Вместе с тем Рюмин оставался в должности старшего следователя. Его карьера, несмотря на все старания, как-то буксовала. А в мае 1951-го дала сбой. Как показал на следствии Рюмин: «Управление кадров МГБ СССР заинтересовалось неправильными сведениями, которые я давал о своих родственниках. От меня потребовали объяснений — почему я скрываю известные мне о них компрометирующие данные». Оказалось, Рюмин скрыл истинное имущественное положение отца (а он был весьма зажиточным), кроме того, отец жены Рюмина служил в армии Колчака. Ну и, наконец, Рюмин потерял в автобусе следственное дело. Помимо этого, ему объявили партийный выговор за то, что не зафиксировал показания арестованного врача, профессора Я.Г. Этингера, умершего под следствием у Рюмина.

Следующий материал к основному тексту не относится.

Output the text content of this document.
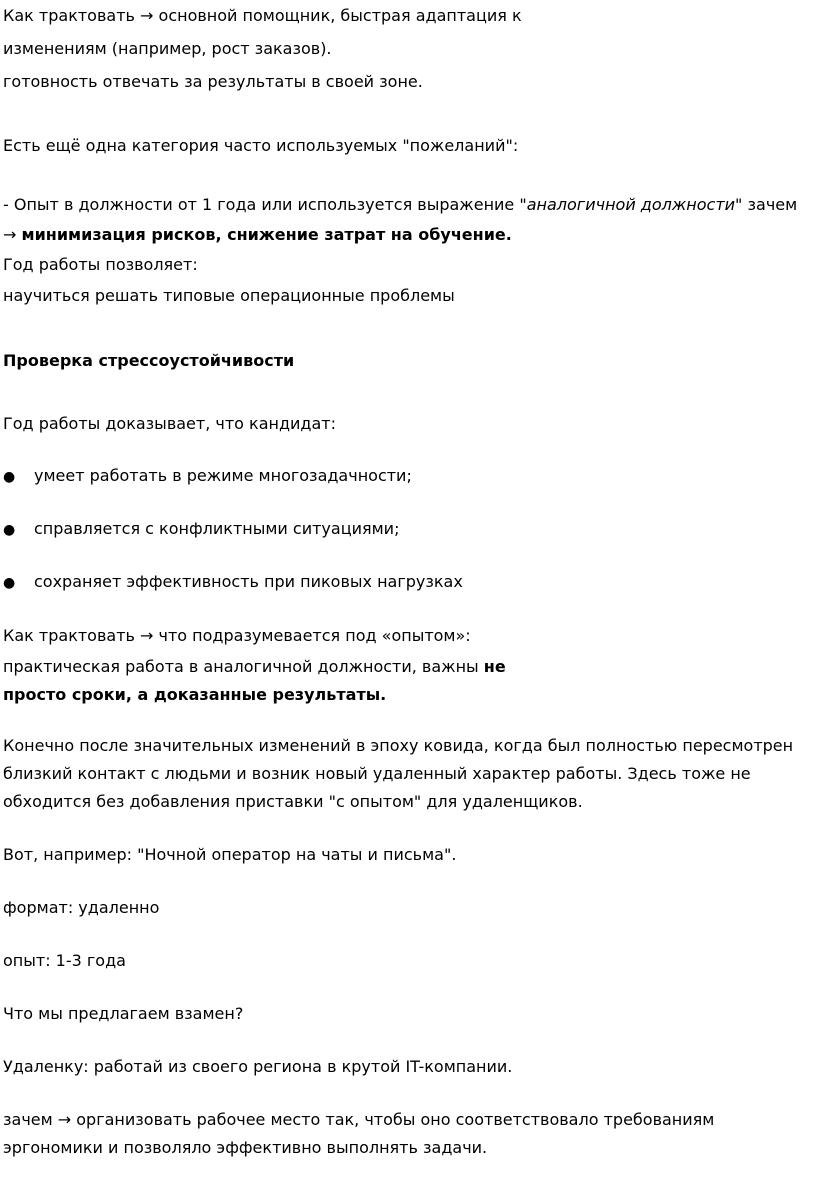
Как трактовать → основной помощник, быстрая адаптация к
изменениям (например, рост заказов).
готовность отвечать за результаты в своей зоне.
Есть ещё одна категория часто используемых "пожеланий":
- Опыт в должности от 1 года или используется выражение "аналогичной должности" зачем
→ минимизация рисков, снижение затрат на обучение.
Год работы позволяет:
научиться решать типовые операционные проблемы
Проверка стрессоустойчивости
Год работы доказывает, что кандидат:
● умеет работать в режиме многозадачности;
● справляется с конфликтными ситуациями;
● сохраняет эффективность при пиковых нагрузках
Как трактовать → что подразумевается под «опытом»:
практическая работа в аналогичной должности, важны не
просто сроки, а доказанные результаты.
Конечно после значительных изменений в эпоху ковида, когда был полностью пересмотрен
близкий контакт с людьми и возник новый удаленный характер работы. Здесь тоже не
обходится без добавления приставки "с опытом" для удаленщиков.
Вот, например: "Ночной оператор на чаты и письма".
формат: удаленно
опыт: 1-3 года
Что мы предлагаем взамен?
Удаленку: работай из своего региона в крутой IT-компании.
зачем → организовать рабочее место так, чтобы оно соответствовало требованиям
эргономики и позволяло эффективно выполнять задачи.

В общем, положение было почти безвыходное. Рюмин решил перейти в наступление и спасти себя. Подал заявление в ЦК ВКП(б) с обвинениями против министра Абакумова. На следствии он рассказал о мотивах этого поступка: «Обдумывая создавшееся положение, я пришел к выводу, что дело Этингера может послужить для меня удобным и убедительным поводом для того, чтобы, с одной стороны, выступить в роли разоблачителя Абакумова и уйти таким образом от ответственности за совершенные мной преступления, а с другой — застраховать себя на будущее от каких-либо более серьезных неприятностей, чем объявление мне выговора за то, что я не зафиксировал показаний Этингера о его преступных высказываниях и связях».

 

Ва-банк

Заявление Рюмина, датированное 2 июня 1951-го, совпало с желанием Сталина устроить серьезную кадровую чистку в МГБ. В заявлении Рюмина содержался ряд обвинений против Абакумова — он «погасил» очень «перспективное» дело арестованного Этингера, который мог дать показания о «врачах-вредителях», скрыл от ЦК важную информацию о недостатках в контрразведывательной работе в Германии на предприятиях «Висмута», где добывалась урановая руда и, наконец, грубо нарушал установленные решениями партии и правительства правила ведения следствия. В заявлении Рюмин назвал Абакумова «опасным человеком» на важном государственном посту.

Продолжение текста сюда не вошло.